Questions on designing a neural net evaluation function

Discussion of chess software programming and technical issues.

Moderator: Ras

jmcd
Posts: 58
Joined: Wed Mar 18, 2020 10:00 pm
Full name: Jonathan McDermid

Questions on designing a neural net evaluation function

Post by jmcd »

I haven't done any work with my C++ chess engine in a couple years but was recently compelled to return to it after working with neural nets. I thought using one to replace the rudimentary evaluation function I had previously made would probably be the easiest and most effective way to implement one in a chess engine. After doing some reading, I've learned that this is certainly not a unique idea and many people are doing it. I've got a lot of questions and I don't expect them all to be answered, but I'd just like to know if I am on the right track or if some of what I am planning is a fools errand.
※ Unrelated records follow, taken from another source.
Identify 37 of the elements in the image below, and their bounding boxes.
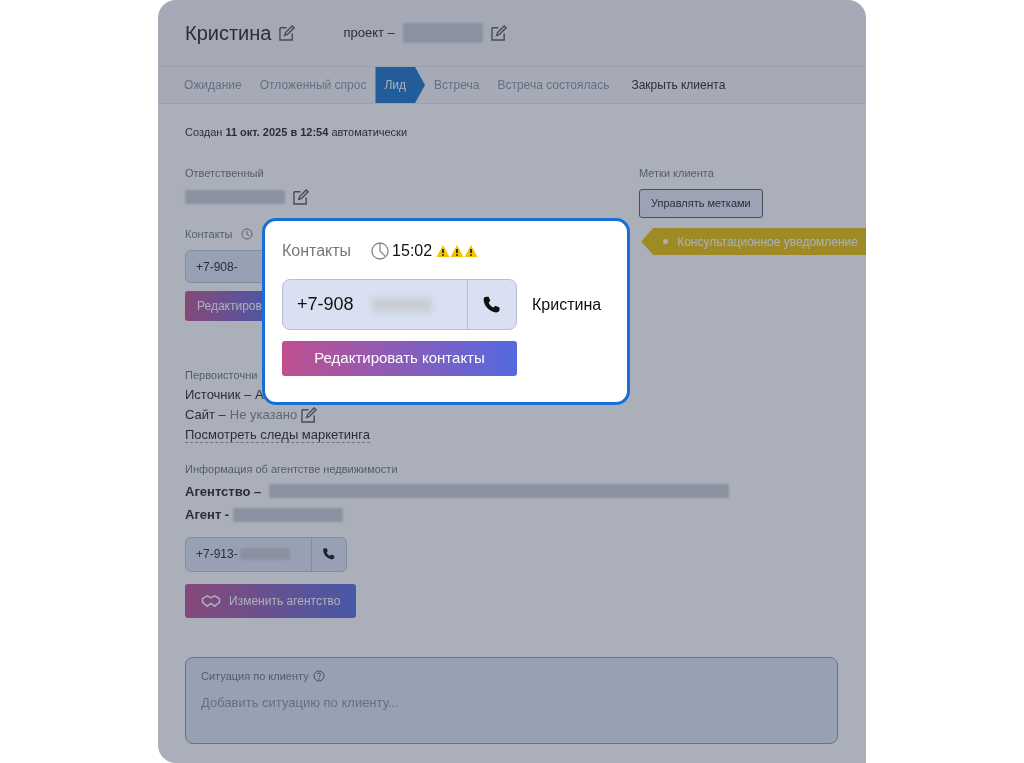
- field-label: Контакты: [185, 226, 233, 242]
- stage-tab[interactable]: Ожидание: [175, 67, 251, 103]
- stage-tab[interactable]: Лид: [375, 67, 426, 103]
- help-icon: [312, 670, 325, 683]
- site-label: Сайт –: [185, 406, 226, 424]
- source-line: Источник – А: [185, 386, 264, 404]
- stage-tab[interactable]: Встреча: [425, 67, 489, 103]
- edit-icon: [490, 25, 507, 41]
- edit-icon: [279, 25, 296, 41]
- agent-label: Агент -: [185, 506, 230, 524]
- time-text: 15:02: [392, 241, 433, 261]
- field-label: Ответственный: [185, 165, 265, 181]
- edit-icon: [301, 407, 318, 423]
- change-agency-button[interactable]: Изменить агентство: [185, 583, 357, 618]
- clock-icon: [371, 242, 390, 260]
- site-value: Не указано: [229, 406, 298, 424]
- warning-icon: [464, 244, 479, 258]
- agency-label: Агентство –: [185, 482, 262, 501]
- tag-label: Консультационное уведомление: [641, 228, 866, 255]
- stage-tab[interactable]: Отложенный спрос: [250, 67, 376, 103]
- warning-icon: [450, 244, 465, 258]
- contact-name: Кристина: [532, 294, 602, 315]
- field-label: Метки клиента: [639, 165, 715, 181]
- section-label: Первоисточни: [185, 368, 258, 383]
- edit-icon: [293, 189, 309, 205]
- marketing-link[interactable]: Посмотреть следы маркетинга: [185, 427, 370, 443]
- stage-tab[interactable]: Закрыть клиента: [622, 67, 735, 103]
- field-label: Ситуация по клиенту: [201, 669, 309, 684]
- section-label: Информация об агентстве недвижимости: [185, 462, 398, 477]
- stage-tab[interactable]: Встреча состоялась: [488, 67, 619, 103]
- clock-icon: [240, 227, 253, 240]
- warning-icon: [436, 244, 451, 258]
- edit-contacts-button[interactable]: Редактировать контакты: [282, 341, 517, 376]
- project-label: проект –: [343, 24, 395, 43]
- created-note: Создан 11 окт. 2025 в 12:54 автоматически: [185, 125, 409, 140]
- client-name: Кристина: [185, 21, 272, 46]
- manage-tags-button[interactable]: Управлять метками: [639, 189, 763, 218]
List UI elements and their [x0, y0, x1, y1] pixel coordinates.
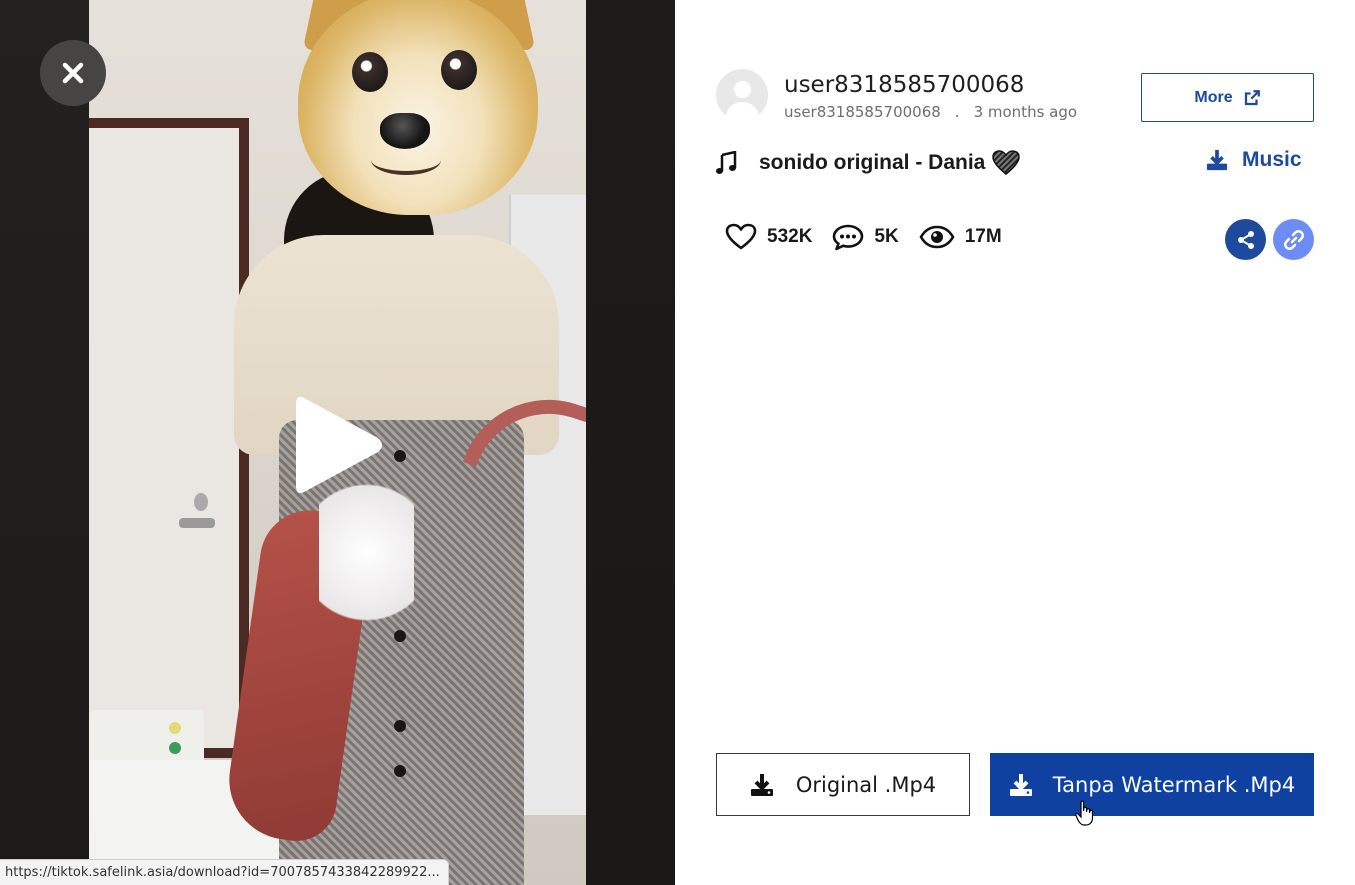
views-count: 17M — [964, 226, 1002, 247]
music-download-label: Music — [1242, 148, 1302, 171]
download-icon — [750, 773, 773, 796]
link-icon — [1283, 229, 1304, 250]
avatar[interactable] — [716, 69, 768, 121]
stats-row: 532K 5K 17M — [725, 223, 1022, 251]
post-time: 3 months ago — [973, 103, 1078, 121]
download-icon — [1009, 773, 1032, 796]
eye-icon — [919, 225, 955, 249]
external-link-icon — [1244, 89, 1260, 105]
comment-icon — [833, 224, 864, 251]
play-icon[interactable] — [290, 390, 390, 500]
dog-face-filter — [298, 0, 538, 215]
download-original-button[interactable]: Original .Mp4 — [716, 753, 970, 816]
dog-eye-right — [441, 50, 477, 90]
black-heart-icon — [992, 150, 1021, 175]
door-graphic — [89, 118, 249, 758]
likes-stat: 532K — [725, 223, 812, 251]
comments-count: 5K — [874, 226, 899, 247]
more-button-label: More — [1194, 88, 1233, 106]
music-row: sonido original - Dania — [715, 150, 1021, 176]
video-letterbox-right — [586, 0, 675, 885]
share-icon — [1237, 230, 1254, 249]
author-display-name[interactable]: user8318585700068 — [784, 72, 1024, 98]
music-note-icon — [716, 151, 737, 174]
dog-mouth — [371, 145, 441, 175]
music-title: sonido original - Dania — [759, 151, 986, 174]
author-handle[interactable]: user8318585700068 — [784, 103, 941, 121]
hand-cursor-icon — [1075, 800, 1094, 826]
download-no-watermark-label: Tanpa Watermark .Mp4 — [1052, 772, 1296, 797]
author-subline: user8318585700068. 3 months ago — [784, 103, 1077, 121]
heart-icon — [725, 223, 757, 250]
comments-stat: 5K — [832, 223, 899, 251]
more-button[interactable]: More — [1141, 73, 1314, 122]
video-letterbox-left — [0, 0, 89, 885]
share-button[interactable] — [1225, 219, 1266, 260]
subline-separator: . — [954, 103, 960, 121]
download-no-watermark-button[interactable]: Tanpa Watermark .Mp4 — [990, 753, 1314, 816]
status-bar-url: https://tiktok.safelink.asia/download?id… — [0, 859, 449, 885]
likes-count: 532K — [767, 226, 813, 247]
video-info-panel: user8318585700068 user8318585700068. 3 mo… — [675, 0, 1355, 885]
dog-nose — [380, 113, 430, 149]
app-root: https://tiktok.safelink.asia/download?id… — [0, 0, 1355, 885]
copy-link-button[interactable] — [1273, 219, 1314, 260]
music-download-button[interactable]: Music — [1206, 148, 1302, 172]
download-icon — [1206, 149, 1228, 171]
video-panel — [0, 0, 675, 885]
download-original-label: Original .Mp4 — [795, 772, 937, 797]
close-icon — [62, 62, 84, 84]
dog-eye-left — [352, 52, 388, 92]
close-button[interactable] — [40, 40, 106, 106]
views-stat: 17M — [919, 224, 1002, 250]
1. My initial idea was to use the important information from a FEN string as the inputs for the board. So 64*12 inputs for each type of piece, 4 inputs castling rights for each side, 1 input for the turn, and 8 for EP flags. After doing some tests and training a net for these inputs, it still appears dumb as a rock and I had a feeling that an engine would learn better with more inputs. I had thought maybe using inputs for threatened squares would help but from what I've seen that's not really a common solution. Is it a bad idea to use a small number of inputs like this, and should I instead go for a large number of inputs like the K x P x Sq method that NNUE uses?

2. Regarding NNUE, I am a bit puzzled at how its inputs work. It uses 64 x (64 x 10 + 1) inputs per side, with the 1 for "shogi piece drop". What is shogi piece drop? Is it integral to the evaluation function or would it still be effective without it?
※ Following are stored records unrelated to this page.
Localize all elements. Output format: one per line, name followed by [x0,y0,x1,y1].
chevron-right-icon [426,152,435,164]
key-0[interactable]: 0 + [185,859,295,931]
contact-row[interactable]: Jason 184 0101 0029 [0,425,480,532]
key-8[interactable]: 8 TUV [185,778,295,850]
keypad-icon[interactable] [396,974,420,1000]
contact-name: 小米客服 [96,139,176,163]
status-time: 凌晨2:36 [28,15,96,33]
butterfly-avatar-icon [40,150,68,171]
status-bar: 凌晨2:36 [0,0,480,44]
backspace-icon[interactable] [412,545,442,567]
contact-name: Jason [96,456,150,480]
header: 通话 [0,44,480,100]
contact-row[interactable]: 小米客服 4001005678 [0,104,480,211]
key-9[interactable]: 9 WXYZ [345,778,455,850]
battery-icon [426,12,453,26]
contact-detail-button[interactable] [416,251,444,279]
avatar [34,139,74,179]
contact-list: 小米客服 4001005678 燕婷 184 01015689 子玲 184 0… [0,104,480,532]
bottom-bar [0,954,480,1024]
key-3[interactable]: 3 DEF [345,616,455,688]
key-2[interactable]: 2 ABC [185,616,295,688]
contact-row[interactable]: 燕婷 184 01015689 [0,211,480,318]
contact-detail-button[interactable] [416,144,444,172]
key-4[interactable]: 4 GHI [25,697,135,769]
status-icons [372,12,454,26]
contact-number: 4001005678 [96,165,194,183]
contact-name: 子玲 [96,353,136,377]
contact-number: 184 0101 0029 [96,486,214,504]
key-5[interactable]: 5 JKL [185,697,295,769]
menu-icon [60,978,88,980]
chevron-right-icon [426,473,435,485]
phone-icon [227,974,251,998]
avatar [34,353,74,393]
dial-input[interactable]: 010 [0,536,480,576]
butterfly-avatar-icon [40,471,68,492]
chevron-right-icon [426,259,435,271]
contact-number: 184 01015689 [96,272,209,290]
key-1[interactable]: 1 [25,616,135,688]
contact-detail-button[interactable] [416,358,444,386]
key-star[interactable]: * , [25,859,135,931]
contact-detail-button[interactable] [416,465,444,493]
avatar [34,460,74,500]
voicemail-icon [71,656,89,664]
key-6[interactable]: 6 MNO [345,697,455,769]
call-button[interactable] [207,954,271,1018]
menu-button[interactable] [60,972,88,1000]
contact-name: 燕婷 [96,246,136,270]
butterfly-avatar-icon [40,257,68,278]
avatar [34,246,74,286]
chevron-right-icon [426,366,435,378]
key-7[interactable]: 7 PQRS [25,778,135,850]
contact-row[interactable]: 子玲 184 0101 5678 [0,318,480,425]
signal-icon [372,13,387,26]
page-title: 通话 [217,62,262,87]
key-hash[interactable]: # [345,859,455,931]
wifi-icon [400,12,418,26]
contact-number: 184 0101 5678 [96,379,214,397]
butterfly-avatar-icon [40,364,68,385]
3. Regarding NNUE, how do the inputs change for whose turn it is to move? The chessprogramming page shows one side of inputs for black and one for white and as I understand it, inputs are adjusted when moves are made and unmade, allowing a few number of neurons to be changed each time a new position is reached. What I don't understand is how this is adjusted for the change in turn. If there are 82408 inputs in total in an array, and the first half are for white and the second half are for black, how is it adjusting those inputs for whose turn it is to move? My guess is a XOR with half the number of total inputs, but I'd like to have this verified.
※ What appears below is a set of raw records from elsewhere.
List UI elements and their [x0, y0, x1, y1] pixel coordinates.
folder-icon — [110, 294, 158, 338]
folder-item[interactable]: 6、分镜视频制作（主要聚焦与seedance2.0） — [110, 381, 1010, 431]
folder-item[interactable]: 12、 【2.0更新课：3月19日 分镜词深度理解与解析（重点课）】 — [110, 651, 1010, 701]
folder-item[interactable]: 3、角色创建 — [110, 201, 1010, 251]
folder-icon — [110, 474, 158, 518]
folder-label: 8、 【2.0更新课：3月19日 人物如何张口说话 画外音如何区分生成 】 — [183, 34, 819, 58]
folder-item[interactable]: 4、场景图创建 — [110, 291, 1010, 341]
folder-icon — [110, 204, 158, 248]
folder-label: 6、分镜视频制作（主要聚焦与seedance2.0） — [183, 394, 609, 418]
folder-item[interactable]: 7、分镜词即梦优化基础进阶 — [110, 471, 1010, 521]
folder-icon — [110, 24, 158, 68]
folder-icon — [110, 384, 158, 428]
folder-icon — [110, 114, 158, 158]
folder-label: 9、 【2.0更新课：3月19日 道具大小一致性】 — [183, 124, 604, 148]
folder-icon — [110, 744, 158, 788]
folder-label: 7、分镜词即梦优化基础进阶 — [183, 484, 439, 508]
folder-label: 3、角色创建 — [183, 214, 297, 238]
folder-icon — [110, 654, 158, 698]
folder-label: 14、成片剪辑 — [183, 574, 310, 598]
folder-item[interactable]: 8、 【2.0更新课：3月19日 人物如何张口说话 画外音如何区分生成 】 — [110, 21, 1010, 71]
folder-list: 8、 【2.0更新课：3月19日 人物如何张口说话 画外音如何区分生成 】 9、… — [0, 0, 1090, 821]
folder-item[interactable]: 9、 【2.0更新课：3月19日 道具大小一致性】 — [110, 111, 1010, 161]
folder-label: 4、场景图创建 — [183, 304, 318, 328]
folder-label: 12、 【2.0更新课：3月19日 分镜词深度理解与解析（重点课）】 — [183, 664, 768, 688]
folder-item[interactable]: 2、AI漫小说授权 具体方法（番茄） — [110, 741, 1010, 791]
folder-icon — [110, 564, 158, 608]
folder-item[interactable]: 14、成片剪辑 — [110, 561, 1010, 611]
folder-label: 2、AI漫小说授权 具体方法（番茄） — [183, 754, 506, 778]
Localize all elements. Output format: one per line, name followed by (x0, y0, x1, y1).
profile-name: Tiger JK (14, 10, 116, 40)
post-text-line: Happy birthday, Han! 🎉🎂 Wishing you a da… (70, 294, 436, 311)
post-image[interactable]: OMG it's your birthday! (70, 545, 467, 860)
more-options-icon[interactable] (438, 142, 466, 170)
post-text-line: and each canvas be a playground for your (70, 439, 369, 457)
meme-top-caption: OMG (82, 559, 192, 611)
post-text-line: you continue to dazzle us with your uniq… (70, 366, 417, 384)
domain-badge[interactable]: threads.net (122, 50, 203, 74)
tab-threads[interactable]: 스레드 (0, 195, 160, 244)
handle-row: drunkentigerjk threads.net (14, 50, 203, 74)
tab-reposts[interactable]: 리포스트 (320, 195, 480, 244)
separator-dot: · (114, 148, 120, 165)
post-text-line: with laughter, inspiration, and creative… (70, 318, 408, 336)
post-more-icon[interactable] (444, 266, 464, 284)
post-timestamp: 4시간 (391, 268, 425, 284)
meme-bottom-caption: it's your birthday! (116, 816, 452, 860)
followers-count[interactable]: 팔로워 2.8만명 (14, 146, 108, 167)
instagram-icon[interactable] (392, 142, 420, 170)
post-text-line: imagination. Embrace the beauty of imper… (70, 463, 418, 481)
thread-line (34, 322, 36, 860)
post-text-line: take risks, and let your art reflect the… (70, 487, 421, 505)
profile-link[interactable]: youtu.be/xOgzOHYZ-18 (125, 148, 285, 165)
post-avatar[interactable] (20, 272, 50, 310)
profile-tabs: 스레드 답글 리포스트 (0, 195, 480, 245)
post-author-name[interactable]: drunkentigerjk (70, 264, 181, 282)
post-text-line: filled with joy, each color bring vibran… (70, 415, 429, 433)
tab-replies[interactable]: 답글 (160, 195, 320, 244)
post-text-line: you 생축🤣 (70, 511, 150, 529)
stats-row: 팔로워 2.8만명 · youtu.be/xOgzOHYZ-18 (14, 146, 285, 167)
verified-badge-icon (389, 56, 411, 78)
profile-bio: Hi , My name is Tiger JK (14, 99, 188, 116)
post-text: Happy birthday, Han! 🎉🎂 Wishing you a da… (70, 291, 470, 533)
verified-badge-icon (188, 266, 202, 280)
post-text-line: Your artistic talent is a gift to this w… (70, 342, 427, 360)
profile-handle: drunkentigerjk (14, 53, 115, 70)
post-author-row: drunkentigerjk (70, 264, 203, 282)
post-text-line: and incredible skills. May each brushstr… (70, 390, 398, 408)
4. Are there public databases for training data? I've already written my own programs to get positions and evaluations and save them, but I'm assuming this is a problem that has already been solved and I could just be skipping this step.

5. Is it reasonable to think that I could design a neural net evaluation function that is stronger than a standard one that uses bitboards, simple bonuses and static piece values?

Thanks for reading
Clovis GitHub
yeni_sekme
Posts: 40
Joined: Mon Mar 01, 2021 7:51 pm
Location: İstanbul, Turkey
Full name: Ömer Faruk Tutkun

Re: Questions on designing a neural net evaluation function

Post by yeni_sekme »

This is a great source for NNUE:
https://github.com/glinscott/nnue-pytor ... cumulators

1-Ep and castling shouldn't matter much, they will just slow down the calculation . Instead of giving side to move directly as one input ,always looking at the side to move perspective should be much better. This means you need to mirror and change color when black is to move
2-This is for old NNUEs it is removed now.
3-
4- https://drive.google.com/drive/u/0/fold ... QIrgKJsFpl

There is a convert command in Stockfish to convert this .binpack to .plain ( human-readable format )

5- I trained a small network compared to Stockfish with 500 million positions from lcfish data , although my engine is badly written and lacks of many features it performs ~2500 ELO thanks to NNUE. If your classical evaluation is so simple, expecting 400-500 elo from NNUE is reasonable.